Kolumne: Das Beste zum Schluss?

Wenn es draussen dunkel und kalt ist, geniesst man umso mehr gesellige Abendessen im Familien- oder Freundeskreis. Dabei kann eine simple Frage grosse Diskussionen auslösen.



Isst man das, was man nicht mag, zuerst oder doch lieber zum Schluss? (Bild: mb)
Isst man das, was man nicht mag, zuerst oder doch lieber zum Schluss? (Bild: mb)

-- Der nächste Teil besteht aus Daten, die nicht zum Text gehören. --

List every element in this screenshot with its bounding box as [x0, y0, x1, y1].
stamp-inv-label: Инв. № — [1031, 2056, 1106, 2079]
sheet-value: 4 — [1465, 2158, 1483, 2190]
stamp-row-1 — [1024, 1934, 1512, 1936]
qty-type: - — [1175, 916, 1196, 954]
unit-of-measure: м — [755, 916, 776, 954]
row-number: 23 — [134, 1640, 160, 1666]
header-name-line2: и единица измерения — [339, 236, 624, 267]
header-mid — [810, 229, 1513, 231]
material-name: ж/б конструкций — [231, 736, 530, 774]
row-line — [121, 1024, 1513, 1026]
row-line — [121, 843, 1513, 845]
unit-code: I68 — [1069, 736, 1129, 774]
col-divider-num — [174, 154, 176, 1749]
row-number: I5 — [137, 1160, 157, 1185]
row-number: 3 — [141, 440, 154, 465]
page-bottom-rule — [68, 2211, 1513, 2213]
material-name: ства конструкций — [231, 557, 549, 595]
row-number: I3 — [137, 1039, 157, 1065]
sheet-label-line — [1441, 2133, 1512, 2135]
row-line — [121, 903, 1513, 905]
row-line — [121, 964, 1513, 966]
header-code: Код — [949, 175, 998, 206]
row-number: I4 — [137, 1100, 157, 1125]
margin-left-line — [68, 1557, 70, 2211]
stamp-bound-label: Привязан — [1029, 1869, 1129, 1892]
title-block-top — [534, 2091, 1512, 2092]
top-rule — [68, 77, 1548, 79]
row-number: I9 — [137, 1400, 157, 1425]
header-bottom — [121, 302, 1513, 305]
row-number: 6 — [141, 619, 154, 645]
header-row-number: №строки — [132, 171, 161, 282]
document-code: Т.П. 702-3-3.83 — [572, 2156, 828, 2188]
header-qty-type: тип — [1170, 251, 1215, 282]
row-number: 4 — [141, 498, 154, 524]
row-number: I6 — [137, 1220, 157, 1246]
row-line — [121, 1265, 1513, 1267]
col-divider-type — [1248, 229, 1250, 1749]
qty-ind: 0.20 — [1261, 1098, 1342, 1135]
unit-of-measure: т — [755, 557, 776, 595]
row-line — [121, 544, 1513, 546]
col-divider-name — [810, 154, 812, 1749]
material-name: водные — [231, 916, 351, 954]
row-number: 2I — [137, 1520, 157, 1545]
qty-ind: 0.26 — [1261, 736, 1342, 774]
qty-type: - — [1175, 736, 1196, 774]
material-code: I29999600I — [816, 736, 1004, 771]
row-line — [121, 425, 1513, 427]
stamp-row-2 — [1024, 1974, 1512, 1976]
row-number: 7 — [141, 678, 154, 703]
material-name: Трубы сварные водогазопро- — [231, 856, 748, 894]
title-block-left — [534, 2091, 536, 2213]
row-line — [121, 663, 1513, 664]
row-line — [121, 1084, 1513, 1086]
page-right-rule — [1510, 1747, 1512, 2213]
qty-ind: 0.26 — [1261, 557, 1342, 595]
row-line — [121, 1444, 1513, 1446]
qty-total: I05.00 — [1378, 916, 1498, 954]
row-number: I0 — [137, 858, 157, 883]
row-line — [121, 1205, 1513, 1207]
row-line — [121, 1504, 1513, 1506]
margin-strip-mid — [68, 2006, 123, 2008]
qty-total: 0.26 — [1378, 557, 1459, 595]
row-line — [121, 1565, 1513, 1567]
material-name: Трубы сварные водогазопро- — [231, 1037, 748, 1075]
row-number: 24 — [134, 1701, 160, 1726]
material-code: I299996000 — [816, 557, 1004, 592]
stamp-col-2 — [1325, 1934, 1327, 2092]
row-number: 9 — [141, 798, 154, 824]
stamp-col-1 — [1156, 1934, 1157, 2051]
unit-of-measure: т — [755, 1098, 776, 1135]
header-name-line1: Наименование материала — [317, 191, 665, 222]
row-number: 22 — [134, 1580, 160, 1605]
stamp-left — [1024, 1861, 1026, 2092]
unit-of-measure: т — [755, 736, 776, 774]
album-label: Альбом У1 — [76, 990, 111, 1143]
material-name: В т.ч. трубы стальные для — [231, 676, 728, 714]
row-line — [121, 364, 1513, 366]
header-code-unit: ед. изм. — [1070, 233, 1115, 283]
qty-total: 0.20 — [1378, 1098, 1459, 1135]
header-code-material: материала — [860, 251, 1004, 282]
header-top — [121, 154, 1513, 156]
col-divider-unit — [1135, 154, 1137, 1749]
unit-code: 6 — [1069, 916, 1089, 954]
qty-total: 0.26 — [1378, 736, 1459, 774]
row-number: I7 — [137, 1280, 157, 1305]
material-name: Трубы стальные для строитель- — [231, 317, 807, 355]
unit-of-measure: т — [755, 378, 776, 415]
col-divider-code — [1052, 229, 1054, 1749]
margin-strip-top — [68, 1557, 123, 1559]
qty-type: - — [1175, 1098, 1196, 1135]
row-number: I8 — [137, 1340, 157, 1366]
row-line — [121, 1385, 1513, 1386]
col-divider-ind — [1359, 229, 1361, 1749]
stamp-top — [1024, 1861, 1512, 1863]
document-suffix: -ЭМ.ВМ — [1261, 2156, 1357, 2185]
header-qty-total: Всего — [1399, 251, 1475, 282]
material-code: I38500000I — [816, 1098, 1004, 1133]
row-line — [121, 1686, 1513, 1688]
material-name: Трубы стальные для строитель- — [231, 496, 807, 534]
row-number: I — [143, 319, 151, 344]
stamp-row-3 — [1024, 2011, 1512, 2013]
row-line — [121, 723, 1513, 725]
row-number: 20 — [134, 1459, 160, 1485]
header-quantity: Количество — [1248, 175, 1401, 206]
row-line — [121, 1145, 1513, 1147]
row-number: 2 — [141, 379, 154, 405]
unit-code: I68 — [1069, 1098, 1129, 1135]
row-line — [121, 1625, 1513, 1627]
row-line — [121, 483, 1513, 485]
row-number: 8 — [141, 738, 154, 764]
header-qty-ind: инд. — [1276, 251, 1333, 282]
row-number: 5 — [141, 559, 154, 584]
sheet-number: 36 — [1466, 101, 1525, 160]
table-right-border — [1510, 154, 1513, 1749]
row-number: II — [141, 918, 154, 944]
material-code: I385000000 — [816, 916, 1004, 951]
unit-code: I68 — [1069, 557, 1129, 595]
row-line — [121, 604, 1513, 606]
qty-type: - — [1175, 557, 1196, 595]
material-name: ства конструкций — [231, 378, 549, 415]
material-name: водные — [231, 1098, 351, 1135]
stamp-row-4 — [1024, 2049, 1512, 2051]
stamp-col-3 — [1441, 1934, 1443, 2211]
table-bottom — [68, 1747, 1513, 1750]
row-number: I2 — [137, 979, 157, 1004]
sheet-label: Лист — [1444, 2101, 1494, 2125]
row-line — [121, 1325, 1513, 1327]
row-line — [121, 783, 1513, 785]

Wir sitzen in geselliger Runde beisammen und geniessen ein leckeres Essen. Eine Freundin erzählt, dass sie kürzlich auf einem Ausflug beobachtet habe, wie eine Frau die Tomaten auf dem Teller erst am Schluss gegessen habe. Auf ihre Frage hin, ob sie Tomaten am liebsten oder am wenigsten gern esse, habe die Frau gesagt, am wenigsten gern. Die Freundin habe ihr dann von ihrer Mutter erzählt, die als Kind jeweils das, was sie nicht gerne ass, sofort aufgegessen hatte – um dann prompt nachgeschöpft zu bekommen. Da sie sehr scheu war, habe sie sich nicht getraut, etwas zu sagen.
Eine andere Frau handhabte es beim Ausflug gleich mit den Tomaten, die sie weniger gern ass. Die Freundin hingegen sparte ein Stück Fleisch bis zum Schluss auf – weil sie es am liebsten mochte.
Diese Schilderung führt natürlich zur Frage, wie es denn die Runde handhabe. Isst man das, was man nicht mag, zuerst oder doch lieber zum Schluss? Die Diskussion ist lanciert und nimmt breiten Raum ein.
Die meisten sagen, es sei psychologisch sinnvoller, das, was man am wenigsten gern habe, zuerst zu essen. So könne man den Rest der Mahlzeit ohne Überlagerung des ungeliebten Gerichts geniessen. Quasi wie bei einer To-Do-Liste: Man erledigt zuerst die unangenehmen Aufgaben, damit man danach entspannen kann. Spare man sich das Beste bis zum Schluss auf, sei dies wie eine Belohnung als krönender Abschluss. Das Essen bleibe einem so auch eher als positives Erlebnis in Erinnerung.
Eine Frau argumentiert, Essen sei für sie eine Kulturtechnik. Und kulturell gesehen spare man sich das Beste ja auch oft bis zum Schluss auf: Bei Festivals träten die grossen Bands am letzten Tag auf. In Filmen kämen die grossen, teuersten Actionszenen am Schluss. Und das Ende des Jahres werde mit Feuerwerk gefeiert.
Wie halten Sie es denn mit ungeliebten Gerichten? Zuerst oder zum Schluss? Ich muss gestehen, dass ich mir das vor der besagten Diskussion nie überlegt habe. Nun habe ich vermehrt darauf geachtet und tendiere zur Mehrheit in unserer Runde, die das Unangenehme zuerst erledigt. Letztlich aber gibt es kein allgemeingültiges Rezept.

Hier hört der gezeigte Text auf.